New on DVD: God, Tweens, and Debauchery
What's new on DVD this week? You have a few good choices. Enjoy!
The Adjustment Bureau
The Gist: Matt Damon plays David, a young political superstar. He meets Elise (Emily Blunt), a freespirited dancer. Clearly they’re meant to be together, but the universe is bent on keeping them apart. No, really. There’s a cosmic bureaucracy which controls human history, all part of a benevolent Plan. You can tell who the Bureau members are because they wear nifty hats. Can true love fight the ultimate City Hall? Read our full review and interview with the director.
The Ups: Good performances by Damon and Blunt make the romance very real. The sci-fi meets Mad Men setting keeps a high concept interesting and hip. An intriguing and philosophic central theme asks deep questions about free will versus an Ultimate Authority.
The Downs: The analogy of the Adjustment Bureau, as is often the case with analogies, breaks down to a degree and becomes confusing, but not before offering some good insight and raising some questions.
The Verdict: This is definitely one to see.
Be Aware: Rated PG-13 for brief strong language, some sexuality, and a violent image. This is a thinking movie and would be good to watch with teens. The biggest problem for parents will be the fact that David and Elise have sexual relations without marriage. The scene shows some sensual movement but is not graphic.
Diary of a Wimpy Kid: Rodrick Rules
The Gist: Greg Heffley (Zachary Gordon) is back in this sequel to Diary of a Wimpy Kid. This time, he’s a cool seventh grader held back by his harassing brother, his unintentionally humiliating mother, and his goofy best friend. How is he supposed to impress the cute new girl and take his rightful place as the fly dude of the junior high? Read our full review.
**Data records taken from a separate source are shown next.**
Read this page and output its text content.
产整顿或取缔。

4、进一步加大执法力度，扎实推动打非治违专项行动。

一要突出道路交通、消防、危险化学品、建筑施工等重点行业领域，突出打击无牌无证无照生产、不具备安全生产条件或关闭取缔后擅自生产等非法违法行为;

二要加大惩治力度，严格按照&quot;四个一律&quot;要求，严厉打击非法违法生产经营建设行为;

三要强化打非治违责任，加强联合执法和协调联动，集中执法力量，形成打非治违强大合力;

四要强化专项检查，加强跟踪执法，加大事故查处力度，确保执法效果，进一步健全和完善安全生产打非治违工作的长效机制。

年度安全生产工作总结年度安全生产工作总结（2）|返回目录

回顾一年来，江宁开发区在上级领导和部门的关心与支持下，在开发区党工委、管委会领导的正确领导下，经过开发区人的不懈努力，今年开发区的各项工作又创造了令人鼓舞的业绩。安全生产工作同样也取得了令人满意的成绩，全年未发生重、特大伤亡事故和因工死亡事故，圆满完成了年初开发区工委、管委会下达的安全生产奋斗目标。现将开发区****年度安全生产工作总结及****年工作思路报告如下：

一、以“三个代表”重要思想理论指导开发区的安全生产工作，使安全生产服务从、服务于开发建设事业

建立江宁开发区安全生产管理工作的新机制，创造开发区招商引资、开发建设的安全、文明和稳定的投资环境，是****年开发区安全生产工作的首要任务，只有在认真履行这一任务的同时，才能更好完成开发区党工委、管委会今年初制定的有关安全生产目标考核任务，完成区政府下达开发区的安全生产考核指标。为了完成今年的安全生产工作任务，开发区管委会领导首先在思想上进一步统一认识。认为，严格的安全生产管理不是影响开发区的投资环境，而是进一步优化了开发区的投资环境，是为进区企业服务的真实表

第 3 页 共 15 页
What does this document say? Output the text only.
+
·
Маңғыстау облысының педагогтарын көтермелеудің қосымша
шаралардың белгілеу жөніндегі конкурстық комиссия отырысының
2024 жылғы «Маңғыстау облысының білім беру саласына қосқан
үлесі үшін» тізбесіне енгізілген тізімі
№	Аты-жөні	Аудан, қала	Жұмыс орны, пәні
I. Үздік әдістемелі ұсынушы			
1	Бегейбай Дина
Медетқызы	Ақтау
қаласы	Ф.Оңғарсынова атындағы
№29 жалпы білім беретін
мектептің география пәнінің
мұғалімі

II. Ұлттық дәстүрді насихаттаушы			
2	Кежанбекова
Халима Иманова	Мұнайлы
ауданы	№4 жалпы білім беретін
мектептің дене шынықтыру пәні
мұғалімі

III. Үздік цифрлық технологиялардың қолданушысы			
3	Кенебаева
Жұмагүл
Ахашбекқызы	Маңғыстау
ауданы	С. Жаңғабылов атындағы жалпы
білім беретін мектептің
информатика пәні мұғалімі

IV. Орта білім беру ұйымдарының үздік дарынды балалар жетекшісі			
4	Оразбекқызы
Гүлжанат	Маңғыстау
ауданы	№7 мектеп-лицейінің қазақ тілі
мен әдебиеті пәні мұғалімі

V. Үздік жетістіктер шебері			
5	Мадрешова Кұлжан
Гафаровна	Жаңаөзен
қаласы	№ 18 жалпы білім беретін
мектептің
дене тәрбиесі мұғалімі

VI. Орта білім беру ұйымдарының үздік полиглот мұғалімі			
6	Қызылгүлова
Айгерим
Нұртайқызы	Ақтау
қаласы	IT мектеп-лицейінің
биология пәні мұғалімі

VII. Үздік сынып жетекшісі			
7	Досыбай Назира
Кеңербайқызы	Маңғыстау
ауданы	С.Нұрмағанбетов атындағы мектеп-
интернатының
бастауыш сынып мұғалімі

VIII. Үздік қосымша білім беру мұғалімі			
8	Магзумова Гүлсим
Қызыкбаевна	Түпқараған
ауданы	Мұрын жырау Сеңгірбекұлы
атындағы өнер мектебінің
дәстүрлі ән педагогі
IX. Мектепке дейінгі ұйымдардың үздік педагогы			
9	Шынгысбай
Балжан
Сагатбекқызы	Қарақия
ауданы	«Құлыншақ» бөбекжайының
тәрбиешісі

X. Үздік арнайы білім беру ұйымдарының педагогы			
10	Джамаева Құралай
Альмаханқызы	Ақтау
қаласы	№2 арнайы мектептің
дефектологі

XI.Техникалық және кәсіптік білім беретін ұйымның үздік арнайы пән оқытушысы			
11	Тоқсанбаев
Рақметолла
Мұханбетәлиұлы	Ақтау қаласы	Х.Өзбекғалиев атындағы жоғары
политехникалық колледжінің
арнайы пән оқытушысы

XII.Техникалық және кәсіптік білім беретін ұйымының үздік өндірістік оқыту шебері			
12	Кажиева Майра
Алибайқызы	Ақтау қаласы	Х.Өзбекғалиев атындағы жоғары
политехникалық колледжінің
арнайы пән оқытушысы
The Ups: Funny and sweet, this movie centers on brothers becoming friends despite all their fighting. It also uses hyperbole to make us all laugh at the exquisite horror of being a junior high kid. Everything is so darn embarrassing.
The Downs: The film feels at times like a series of skits loosely strung together by a plot. Also, sometimes it goes too far in humiliating poor Greg Heffley, making the audience cringe instead of laugh. Can’t the poor kid get a break?
The Verdict: All in all, you and your tweens will enjoy and laugh at this movie. Together. It’s not the best film on tweendom ever made, but it is pretty good.
Be Aware: Rated PG. the film is clean, almost laughably clean. At Rodrick’s big, bad high school party while the parents are gone, the girls all behave chastely and the wildest sin that’s committed is spraying whipped cream directly from the can into the mouth. Wow! Those high school kids do live, don’t they?
Cedar Rapids
The Gist: An impossibly innocent insurance salesman (Ed Helms) represents his office at the regional insurance convention in Cedar Rapids, Iowa. Apparently, the convention is an annual cesspool of debauchery, drunkenness, and illegal behavior. Shocking.
The Ups: I mostly hated this movie, but there is a scene in which a mild-mannered African-American agent (Isiah Whitlock Jr.) rescues his friends from a thug-infested drug flophouse by channeling his favorite character from “The Wire.” It made me laugh so hard milk came out my nose. And I wasn’t even drinking milk.
The Downs: The film just feels tired and not funny. The actors are all top notch, but the whole innocent gets exposed to increasingly sordid levels of bad behavior plot line is now boring. You know what would be funny? Someone going to Vegas or Cedar Rapids looking for debauchery and finding none. That would be fresh. This genre has been done to death. I’m calling it now: Debauched weekends are no longer funny. Find something new.
The Verdict: Skip it.
Be Aware: Rated R for everything from crude incessant sexual references to drug use to nudity to constant profanity. Pick your poison.